Los primeros días fueron de asentamiento y reconstrucción. El trabajo pesado del día era recompensado por una noche extremadamente estrellada y por la felicidad de estar al aire libre y junto a otras personas. Eran treinta, tal vez un poco más, tal vez un poco menos. Ephraim los había dejado de contar hace rato. Lo cierto es que eran mucho más de la cantidad de personas que había visto juntas en los últimos años. Ya no recordaba cuántos años habían pasado desde que se había desatado el virus. Tal vez había sido un solo año muy largo, con estaciones repetidas. Pero aquella noche algo en su sangre se retorcía de contento no más de estar finalmente entre tanta gente, sin máscara ni overol, sin miedo.

Tenían una planta eléctrica que funcionaba con querosén, pero pronto un grupo comenzó a armar paneles solares. El sol de día era implacable y el frío en la noche cortaba la piel. Las pieles, en la noche, se calentaban las unas a las otras. No había otra manera de pasar el frío del desierto a esa altura. Poblarán la tierra finalmente, se decía Ephraim, ajeno a todo, como quien mira una película, abrazado tan solo a su botella de vodka.

Al tercer día Mariana comenzó a dar las primeras señales de la enfermedad, lo cual indicaba que el mal se había alojado en su cuerpo desde hacía por lo menos dos semanas antes y había estado infectando a cada persona con la que se había topado. ¿Cómo había logrado pasar la prueba de salud? ¿Acaso la había falsificado de alguna manera? Era venezolana, venía de algo peor que una guerra, había dicho. Ephraim no quiso pensar más en ella si no en el virus que ya reinaba en Masada. Luego también otro de los hombres, un ingeniero en telecomunicaciones que apenas había comenzado a trabajar en su proyecto de wifi rural, comenzó a manifestar los síntomas. Un pánico silencioso recorrió todos los recintos de piedra, y las cisternas, y los palacios, y el columbario. Los comentarios se repetían, como en sordina, como un grito con la boca tapada.

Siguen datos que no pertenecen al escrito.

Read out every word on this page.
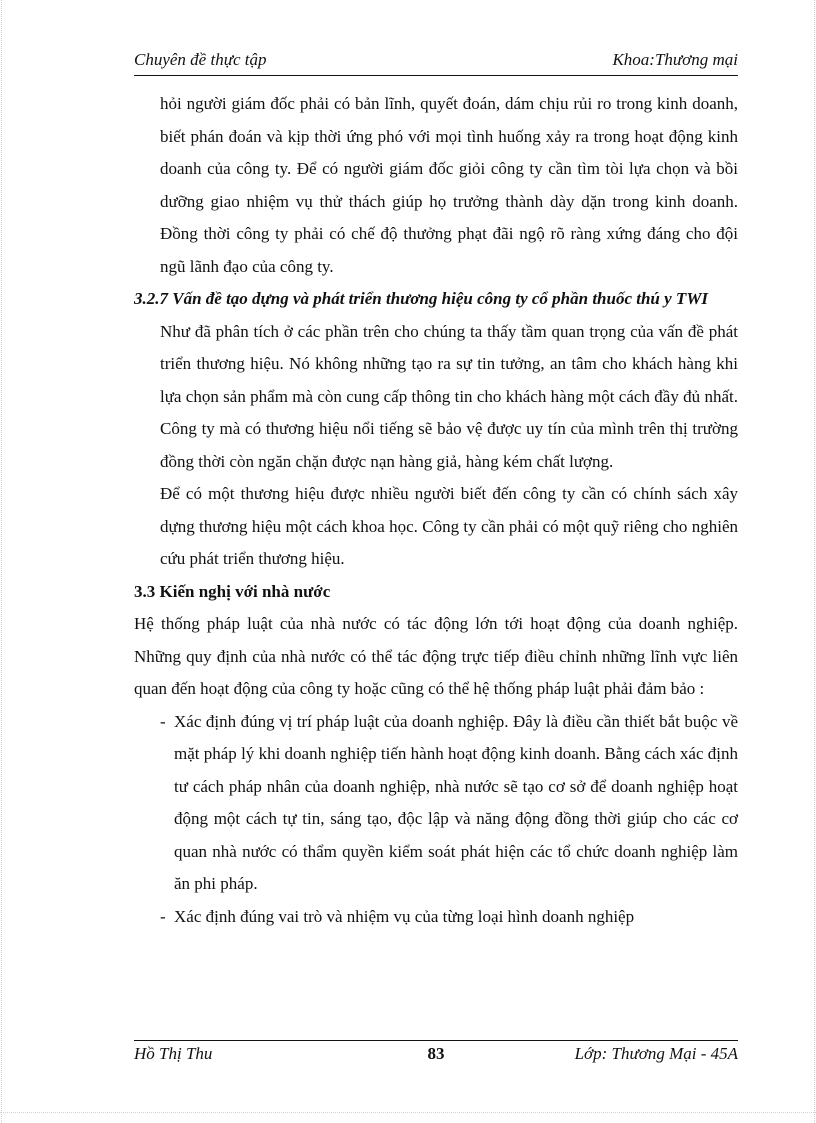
Chuyên đề thực tập	Khoa:Thương mại

hỏi người giám đốc phải có bản lĩnh, quyết đoán, dám chịu rủi ro trong kinh doanh, biết phán đoán và kịp thời ứng phó với mọi tình huống xảy ra trong hoạt động kinh doanh của công ty. Để có người giám đốc giỏi công ty cần tìm tòi lựa chọn và bồi dưỡng giao nhiệm vụ thử thách giúp họ trưởng thành dày dặn trong kinh doanh. Đồng thời công ty phải có chế độ thưởng phạt đãi ngộ rõ ràng xứng đáng cho đội ngũ lãnh đạo của công ty.

3.2.7 Vấn đề tạo dựng và phát triển thương hiệu công ty cổ phần thuốc thú y TWI

Như đã phân tích ở các phần trên cho chúng ta thấy tầm quan trọng của vấn đề phát triển thương hiệu. Nó không những tạo ra sự tin tưởng, an tâm cho khách hàng khi lựa chọn sản phẩm mà còn cung cấp thông tin cho khách hàng một cách đầy đủ nhất. Công ty mà có thương hiệu nổi tiếng sẽ bảo vệ được uy tín của mình trên thị trường đồng thời còn ngăn chặn được nạn hàng giả, hàng kém chất lượng.

Để có một thương hiệu được nhiều người biết đến công ty cần có chính sách xây dựng thương hiệu một cách khoa học. Công ty cần phải có một quỹ riêng cho nghiên cứu phát triển thương hiệu.

3.3 Kiến nghị với nhà nước

Hệ thống pháp luật của nhà nước có tác động lớn tới hoạt động của doanh nghiệp. Những quy định của nhà nước có thể tác động trực tiếp điều chỉnh những lĩnh vực liên quan đến hoạt động của công ty hoặc cũng có thể hệ thống pháp luật phải đảm bảo :

- Xác định đúng vị trí pháp luật của doanh nghiệp. Đây là điều cần thiết bắt buộc về mặt pháp lý khi doanh nghiệp tiến hành hoạt động kinh doanh. Bằng cách xác định tư cách pháp nhân của doanh nghiệp, nhà nước sẽ tạo cơ sở để doanh nghiệp hoạt động một cách tự tin, sáng tạo, độc lập và năng động đồng thời giúp cho các cơ quan nhà nước có thẩm quyền kiểm soát phát hiện các tổ chức doanh nghiệp làm ăn phi pháp.

- Xác định đúng vai trò và nhiệm vụ của từng loại hình doanh nghiệp

Hồ Thị Thu	83	Lớp: Thương Mại - 45A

Su reloj de ébano encendió una alarma: ¿la tensión? ¿la hidratación? ¿el exceso de harina?. El miedo, sí. Campanadas en su muñeca, campanadas en su cabeza. Llamó a Beni y a Itzik, en medio de su constante furor etílico de los últimos días, y los puso al tanto. Dio las instrucciones a algunos de los hombres: que cada jefe de grupo, de aquellos grupos que se habían ido armando espontáneamente como si de pequeñas familias se tratara, mate a los que tiene a su mando y luego se suicide, como hicieron hace mil años aquellos judíos rebeldes cuando comprendieron que los romanos habían construido una rampa para llegar a Masada y asesinarlos. Los romanos los habían sitiado durante años, pero nunca los habían realmente alcanzado. No nos alcanzará la peste. Los hombres lo miraron llenos de miedo.

¿Me matarás, Efi? – preguntó Beni, arrastrando la lengua pesadamente en la fosa de su boca alcoholizada. Le acercó la botella y bebieron toda la noche, sentados hombro con hombro mientras miraban el mar tan muerto, a lo lejos. En la madrugada, entre el escándalo de su muñeca y de su sien, lo mataría. Luego a Itzik y al árabe. Finalmente se suicidaría.

A Mariana la dejaría viva para que fuese la peste quien se encargara de ella.